白落軒語氣輕緩,但卻是不容反駁的,哪怕她的下屬一臉的疑惑,甚至有些還開始懷疑自家老大瘋了的。
到了月城湖,白落軒感嘆兩句,然後拿出手機開始拍照,臉上帶着恰到好處的癡迷,像是個熱衷于山水的游客,并且還慫恿兔子等人也拍點照片。
萬州等人是懵的,但還是聽話的拿出手機拍照片,也配合的表示出自己的開心。
沒辦法,自家老大都瘋了,作為下屬的他們自然也得跟着瘋一瘋。
于素心也被這種氣氛感染了,樂呵呵的開始……自拍。
一直站在最後,存在感幾乎為零的顧子星此時也拿出手機拍了一張照片,但看她表情并不開心,甚至說可以算得上是沉重,目光幽幽的看着湖水,似乎想起了什麽。
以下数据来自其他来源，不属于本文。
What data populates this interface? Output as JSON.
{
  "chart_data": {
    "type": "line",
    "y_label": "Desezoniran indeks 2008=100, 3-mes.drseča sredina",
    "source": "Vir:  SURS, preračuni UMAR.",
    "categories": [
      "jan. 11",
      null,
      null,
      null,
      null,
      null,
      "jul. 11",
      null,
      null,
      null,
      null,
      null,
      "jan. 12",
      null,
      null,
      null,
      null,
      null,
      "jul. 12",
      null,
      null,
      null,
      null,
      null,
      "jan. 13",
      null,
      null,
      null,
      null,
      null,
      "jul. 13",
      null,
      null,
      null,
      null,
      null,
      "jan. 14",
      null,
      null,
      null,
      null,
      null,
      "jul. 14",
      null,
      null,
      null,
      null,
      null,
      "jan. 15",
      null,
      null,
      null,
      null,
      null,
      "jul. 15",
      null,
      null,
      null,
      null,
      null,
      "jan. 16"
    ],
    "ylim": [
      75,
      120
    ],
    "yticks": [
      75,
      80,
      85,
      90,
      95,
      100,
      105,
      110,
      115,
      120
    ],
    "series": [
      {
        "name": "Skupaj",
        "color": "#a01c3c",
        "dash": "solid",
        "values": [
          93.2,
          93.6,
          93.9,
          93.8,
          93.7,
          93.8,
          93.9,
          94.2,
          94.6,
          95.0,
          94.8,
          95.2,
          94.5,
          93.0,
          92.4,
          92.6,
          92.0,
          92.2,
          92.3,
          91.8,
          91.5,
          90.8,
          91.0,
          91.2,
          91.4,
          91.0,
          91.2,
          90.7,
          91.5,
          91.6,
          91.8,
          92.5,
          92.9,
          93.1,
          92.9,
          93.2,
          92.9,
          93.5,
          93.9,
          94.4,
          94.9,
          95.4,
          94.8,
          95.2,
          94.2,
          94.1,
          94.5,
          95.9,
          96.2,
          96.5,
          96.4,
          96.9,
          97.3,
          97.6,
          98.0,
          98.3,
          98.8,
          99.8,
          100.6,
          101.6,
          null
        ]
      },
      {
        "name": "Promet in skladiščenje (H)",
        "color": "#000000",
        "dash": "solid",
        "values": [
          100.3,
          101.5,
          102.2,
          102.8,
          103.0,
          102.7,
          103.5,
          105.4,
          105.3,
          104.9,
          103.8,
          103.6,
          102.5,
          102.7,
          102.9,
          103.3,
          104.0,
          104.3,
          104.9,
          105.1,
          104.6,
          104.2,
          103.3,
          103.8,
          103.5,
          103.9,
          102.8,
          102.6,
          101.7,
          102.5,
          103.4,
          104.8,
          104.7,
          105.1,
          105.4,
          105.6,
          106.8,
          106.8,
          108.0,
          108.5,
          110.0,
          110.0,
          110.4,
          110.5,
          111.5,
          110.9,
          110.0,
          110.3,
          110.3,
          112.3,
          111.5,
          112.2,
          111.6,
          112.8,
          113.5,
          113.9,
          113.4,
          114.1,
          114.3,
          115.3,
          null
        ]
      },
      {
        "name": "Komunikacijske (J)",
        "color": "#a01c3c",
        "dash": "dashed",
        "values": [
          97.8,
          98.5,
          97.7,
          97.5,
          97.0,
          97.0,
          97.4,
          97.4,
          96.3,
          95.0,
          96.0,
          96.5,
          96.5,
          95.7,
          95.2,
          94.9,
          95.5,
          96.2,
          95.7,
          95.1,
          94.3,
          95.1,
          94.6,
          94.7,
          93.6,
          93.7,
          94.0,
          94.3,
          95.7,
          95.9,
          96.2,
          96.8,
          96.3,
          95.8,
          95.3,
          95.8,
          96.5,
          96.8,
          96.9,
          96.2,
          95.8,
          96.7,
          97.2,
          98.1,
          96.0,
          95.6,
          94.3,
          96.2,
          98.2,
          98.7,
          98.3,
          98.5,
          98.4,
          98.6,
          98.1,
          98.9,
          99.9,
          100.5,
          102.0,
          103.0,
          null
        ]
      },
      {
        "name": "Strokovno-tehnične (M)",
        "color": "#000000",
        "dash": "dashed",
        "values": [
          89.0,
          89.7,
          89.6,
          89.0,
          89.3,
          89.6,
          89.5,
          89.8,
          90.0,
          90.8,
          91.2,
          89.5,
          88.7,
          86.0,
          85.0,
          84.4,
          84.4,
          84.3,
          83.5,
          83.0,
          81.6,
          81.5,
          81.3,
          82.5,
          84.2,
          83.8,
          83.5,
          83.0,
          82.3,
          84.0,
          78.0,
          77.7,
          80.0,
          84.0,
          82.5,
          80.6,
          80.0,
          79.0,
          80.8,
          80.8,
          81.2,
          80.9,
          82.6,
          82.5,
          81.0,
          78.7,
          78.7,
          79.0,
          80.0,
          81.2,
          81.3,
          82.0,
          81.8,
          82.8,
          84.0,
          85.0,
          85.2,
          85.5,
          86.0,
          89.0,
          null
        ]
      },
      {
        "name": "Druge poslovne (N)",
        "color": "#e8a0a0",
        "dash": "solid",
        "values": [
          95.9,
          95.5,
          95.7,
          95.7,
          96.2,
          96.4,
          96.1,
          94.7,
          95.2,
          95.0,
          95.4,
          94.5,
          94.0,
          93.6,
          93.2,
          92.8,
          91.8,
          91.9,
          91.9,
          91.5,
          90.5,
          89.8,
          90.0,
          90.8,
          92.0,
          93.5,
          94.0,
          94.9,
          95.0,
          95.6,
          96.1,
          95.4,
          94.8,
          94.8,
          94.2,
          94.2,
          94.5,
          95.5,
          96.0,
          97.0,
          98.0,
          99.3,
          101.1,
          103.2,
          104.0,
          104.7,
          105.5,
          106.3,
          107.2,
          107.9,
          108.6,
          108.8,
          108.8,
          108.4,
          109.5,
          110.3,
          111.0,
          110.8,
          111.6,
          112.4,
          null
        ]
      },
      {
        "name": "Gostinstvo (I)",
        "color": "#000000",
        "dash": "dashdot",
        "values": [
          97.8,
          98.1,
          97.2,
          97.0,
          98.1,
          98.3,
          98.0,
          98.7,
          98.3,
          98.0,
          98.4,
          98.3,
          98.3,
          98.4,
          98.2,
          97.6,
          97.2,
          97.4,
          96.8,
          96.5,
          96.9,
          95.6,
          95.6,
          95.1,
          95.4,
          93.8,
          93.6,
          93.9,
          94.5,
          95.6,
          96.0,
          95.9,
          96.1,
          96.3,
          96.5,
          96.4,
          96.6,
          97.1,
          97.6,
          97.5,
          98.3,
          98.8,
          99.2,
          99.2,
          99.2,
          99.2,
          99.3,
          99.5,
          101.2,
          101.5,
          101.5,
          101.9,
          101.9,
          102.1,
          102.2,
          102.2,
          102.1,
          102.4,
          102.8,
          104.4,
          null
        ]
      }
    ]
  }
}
只有安柌濟跟林逸兩人安靜的站在一邊,她們本就是安靜的人,也不喜歡山水,更不會去應付白落軒的提議。
白落軒瞥了瞥站在角落裏的林逸,舉起手機對準她,偷偷拍了一張照片。
陽光是斑駁的,樹影間站着的女子眉眼細致,神态冷漠,筆直地站成了一棵玉松,在山光水色之中,唯她最動人。
安柌濟注意到了她的動作,但她什麽也沒有說,只是稍稍冷了冷眸光。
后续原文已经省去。